There have been a few reported cases of gemfibrozil overdose.
The people, including small children, who have overdosed on gemfibrozil did recover without permanent damage that I could find.
If an overdose is suspected, get the person to a hospital immediately and tell them your suspicions. The overdose symptoms reported thus far have been abdominal cramps, abnormal liver function tests, diarrhea, increased creatine kinase indicating kidney malfunction, joint and muscle pain, nausea and vomiting.

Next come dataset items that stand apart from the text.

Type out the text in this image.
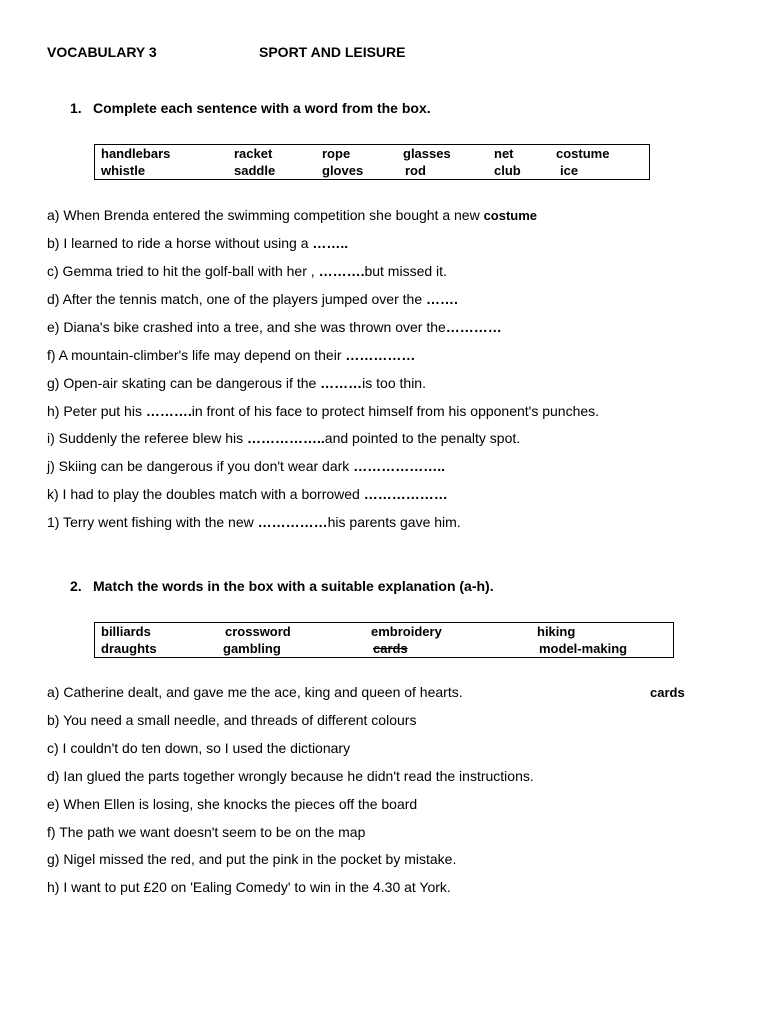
VOCABULARY 3	SPORT AND LEISURE
1. Complete each sentence with a word from the box.
handlebars	racket	rope	glasses	net	costume
whistle	saddle	gloves	rod	club	ice
a) When Brenda entered the swimming competition she bought a new costume
b) I learned to ride a horse without using a ……..
c) Gemma tried to hit the golf-ball with her , ……….but missed it.
d) After the tennis match, one of the players jumped over the …….
e) Diana's bike crashed into a tree, and she was thrown over the…………
f) A mountain-climber's life may depend on their ……………
g) Open-air skating can be dangerous if the ………is too thin.
h) Peter put his ……….in front of his face to protect himself from his opponent's punches.
i) Suddenly the referee blew his ……………..and pointed to the penalty spot.
j) Skiing can be dangerous if you don't wear dark ………………..
k) I had to play the doubles match with a borrowed ………………
1) Terry went fishing with the new ……………his parents gave him.
2. Match the words in the box with a suitable explanation (a-h).
billiards	crossword	embroidery	hiking
draughts	gambling	cards	model-making
a) Catherine dealt, and gave me the ace, king and queen of hearts.	cards
b) You need a small needle, and threads of different colours
c) I couldn't do ten down, so I used the dictionary
d) Ian glued the parts together wrongly because he didn't read the instructions.
e) When Ellen is losing, she knocks the pieces off the board
f) The path we want doesn't seem to be on the map
g) Nigel missed the red, and put the pink in the pocket by mistake.
h) I want to put £20 on 'Ealing Comedy' to win in the 4.30 at York.
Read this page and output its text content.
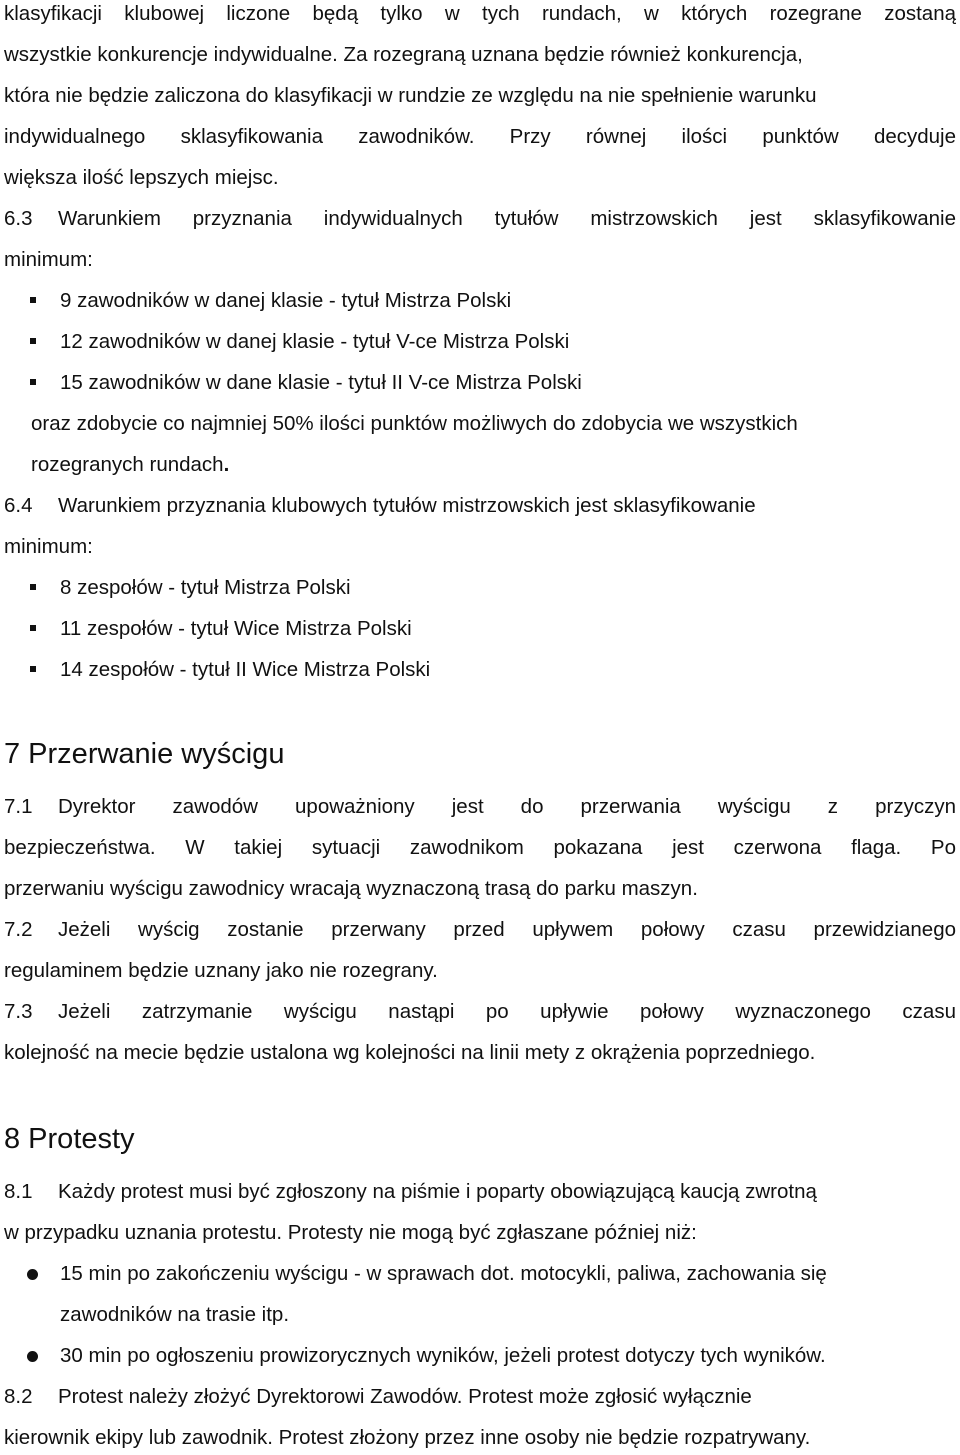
klasyfikacji klubowej liczone będą tylko w tych rundach, w których rozegrane zostaną
wszystkie konkurencje indywidualne. Za rozegraną uznana będzie również konkurencja,
która nie będzie zaliczona do klasyfikacji w rundzie ze względu na nie spełnienie warunku
indywidualnego sklasyfikowania zawodników. Przy równej ilości punktów decyduje
większa ilość lepszych miejsc.
6.3 Warunkiem przyznania indywidualnych tytułów mistrzowskich jest sklasyfikowanie
minimum:
9 zawodników w danej klasie - tytuł Mistrza Polski
12 zawodników w danej klasie - tytuł V-ce Mistrza Polski
15 zawodników w dane klasie - tytuł II V-ce Mistrza Polski
oraz zdobycie co najmniej 50% ilości punktów możliwych do zdobycia we wszystkich
rozegranych rundach.
6.4 Warunkiem przyznania klubowych tytułów mistrzowskich jest sklasyfikowanie
minimum:
8 zespołów - tytuł Mistrza Polski
11 zespołów - tytuł Wice Mistrza Polski
14 zespołów - tytuł II Wice Mistrza Polski
7 Przerwanie wyścigu
7.1 Dyrektor zawodów upoważniony jest do przerwania wyścigu z przyczyn
bezpieczeństwa. W takiej sytuacji zawodnikom pokazana jest czerwona flaga. Po
przerwaniu wyścigu zawodnicy wracają wyznaczoną trasą do parku maszyn.
7.2 Jeżeli wyścig zostanie przerwany przed upływem połowy czasu przewidzianego
regulaminem będzie uznany jako nie rozegrany.
7.3 Jeżeli zatrzymanie wyścigu nastąpi po upływie połowy wyznaczonego czasu
kolejność na mecie będzie ustalona wg kolejności na linii mety z okrążenia poprzedniego.
8 Protesty
8.1 Każdy protest musi być zgłoszony na piśmie i poparty obowiązującą kaucją zwrotną
w przypadku uznania protestu. Protesty nie mogą być zgłaszane później niż:
15 min po zakończeniu wyścigu - w sprawach dot. motocykli, paliwa, zachowania się
zawodników na trasie itp.
30 min po ogłoszeniu prowizorycznych wyników, jeżeli protest dotyczy tych wyników.
8.2 Protest należy złożyć Dyrektorowi Zawodów. Protest może zgłosić wyłącznie
kierownik ekipy lub zawodnik. Protest złożony przez inne osoby nie będzie rozpatrywany.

Anyone who overdoses should be treated to relieve the symptoms as they come up and have the tests done to check for liver and kidney function. While hemodialysis is often performed on anyone who has overdosed on anything, there’s nothing to show that it will do any good in the event of a gemfibrozil overdose.
Gemfibrozil in Conclusion
In conclusion, gemfibrozil can work quite well to decrease low-density lipoprotein cholesterol in people with simultaneous elevated triglycerides.
However, Gemfibrozil is not a cure all and should be regularly re-evaluated to see if it’s still doing its job, and if there’s anything that can do that job better.
Because of the risks associated with Gemfibrozil, it should never be the first thing prescribed, and anyone who was put on Gemfibrozil as a maintenance dose back when it was the only thing available should probably take a look at some of the new medications coming out today.
When the specific recommendations and guidelines are followed, gemfibrozil does a very good job of decreasing high cholesterol levels and the risks associated with it.
Remember to learn as much about all of your medication as you can, and best of luck on your search for the right cholesterol management strategy.